For the complete list of Replicated SDK Helm values, see the values.yaml file for the SDK Helm chart in GitHub.
Example
The following is an example of Replicated SDK replicated values for an application named NGINX that was installed in a cluster with Helm. These values are injected in the values.yaml file for the parent Helm chart of the NGINX application.
# NGINX parent Helm chart values.yaml file
replicated:
affinity: null
appID: ""
appName: NGINX
automountServiceAccountToken: false
channelID: 38FsA8b1C8LP6Ifzql89MGXYGwx
channelName: Unstable
channelSequence: 5
clusterRole: ""
commonAnnotations: {}
commonLabels: {}
isAirgap: false
# ... several additional values ommitted for brevity
reportAllImages: false
resources:
limits:
cpu: 500m
memory: 500Mi
requests:
cpu: 100m
memory: 100Mi
restartPolicy: Always
schedulerName: ""
service:
port: 3000
type: ClusterIP
serviceAccountName: ""
statusInformers: null
terminationGracePeriodSeconds: 30
tlsCertSecretName: ""
tolerations: []
topologySpreadConstraints: []
versionLabel: 0.0.2
Replicated SDK replicated.license Value
The Replicated SDK includes a replicated.license value that contains a YAML representation of the customer license. For more information about the built-in fields included in all Replicated licenses, see Built-In License Fields.

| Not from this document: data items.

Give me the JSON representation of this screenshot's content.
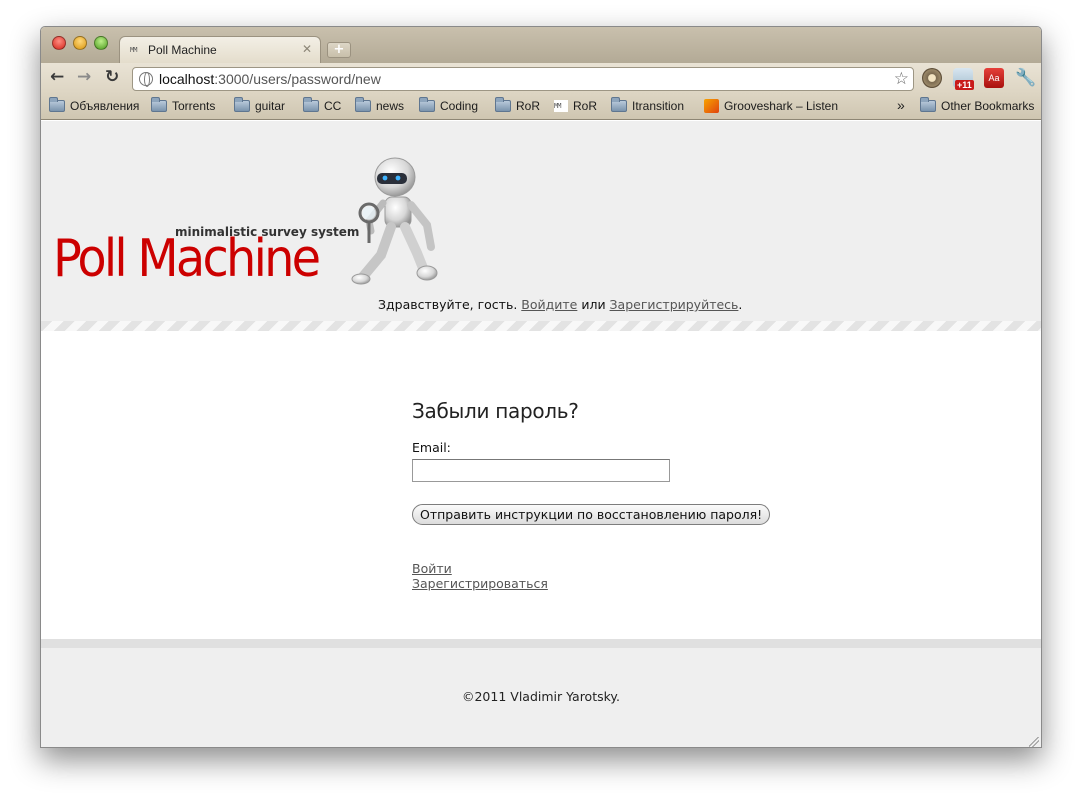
{
  "browser": {
    "tab_title": "Poll Machine",
    "tab_favicon": "MM",
    "url_host": "localhost",
    "url_path": ":3000/users/password/new",
    "bookmarks": [
      {
        "label": "Объявления",
        "icon": "folder-icon"
      },
      {
        "label": "Torrents",
        "icon": "folder-icon"
      },
      {
        "label": "guitar",
        "icon": "folder-icon"
      },
      {
        "label": "CC",
        "icon": "folder-icon"
      },
      {
        "label": "news",
        "icon": "folder-icon"
      },
      {
        "label": "Coding",
        "icon": "folder-icon"
      },
      {
        "label": "RoR",
        "icon": "folder-icon"
      },
      {
        "label": "RoR",
        "icon": "mm-favicon"
      },
      {
        "label": "Itransition",
        "icon": "folder-icon"
      },
      {
        "label": "Grooveshark – Listen",
        "icon": "grooveshark-icon"
      },
      {
        "label": "Other Bookmarks",
        "icon": "folder-icon"
      }
    ],
    "overflow": "»",
    "extension_badge": "+11",
    "extension_aa": "Aa"
  },
  "header": {
    "logo": "Poll Machine",
    "tagline": "minimalistic survey system",
    "greeting_prefix": "Здравствуйте, гость. ",
    "login_link": "Войдите",
    "greeting_middle": " или ",
    "register_link": "Зарегистрируйтесь",
    "greeting_suffix": "."
  },
  "form": {
    "title": "Забыли пароль?",
    "email_label": "Email:",
    "email_value": "",
    "submit_label": "Отправить инструкции по восстановлению пароля!"
  },
  "links": {
    "login": "Войти",
    "register": "Зарегистрироваться"
  },
  "footer": {
    "copyright": "©2011 Vladimir Yarotsky."
  },
  "colors": {
    "logo": "#cc0000",
    "header_bg": "#efefef"
  }
}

The following shows an example of the replicated.license value for a customer named Nitflex:
# NGINX parent Helm chart values.yaml file
replicated:
# YAML representation of the customer's license
license: |
apiVersion: kots.io/v1beta1
kind: License
metadata:
name: nitflex
spec:
appSlug: nginx-shark
channelID: 38FsA8b1C8LP6Ifzql89MGXYGwx
channelName: Unstable
channels:
- channelID: 38FsA8b1C8LP6Ifzql89MGXYGwx
channelName: Unstable
channelSlug: unstable
endpoint: https://replicated.app
isDefault: true
isSemverRequired: true
replicatedProxyDomain: proxy.replicated.com
customerEmail: paige@replicated.com
customerName: Nitflex
endpoint: https://replicated.app
entitlements:
activeUsers:
signature:
v1: eyJsaWNlbnNlRGF0Y...
title: Active Users
value: 25
valueType: Integer
expires_at:
description: License Expiration
signature:
v1: eyJsaWNlbnNlRGF0Y...
title: Expiration
value: ""
valueType: String
isAirgapSupported: true
isEmbeddedClusterDownloadEnabled: true
isSemverRequired: true
isSupportBundleUploadSupported: true
licenseID: 38FtQgjZqjRFAxUnVJXGrlGi2X7
licenseSequence: 4
licenseType: dev
replicatedProxyDomain: proxy.replicated.com
signature: eyJsaWNlbnNlRGF0Y...
The Replicated SDK reads its configuration from Helm values only and does not support reading from Kubernetes Secrets or CSI-mounted volumes. Any values used by the SDK must be set in the chart's values.yaml or with the --set flag during deployment.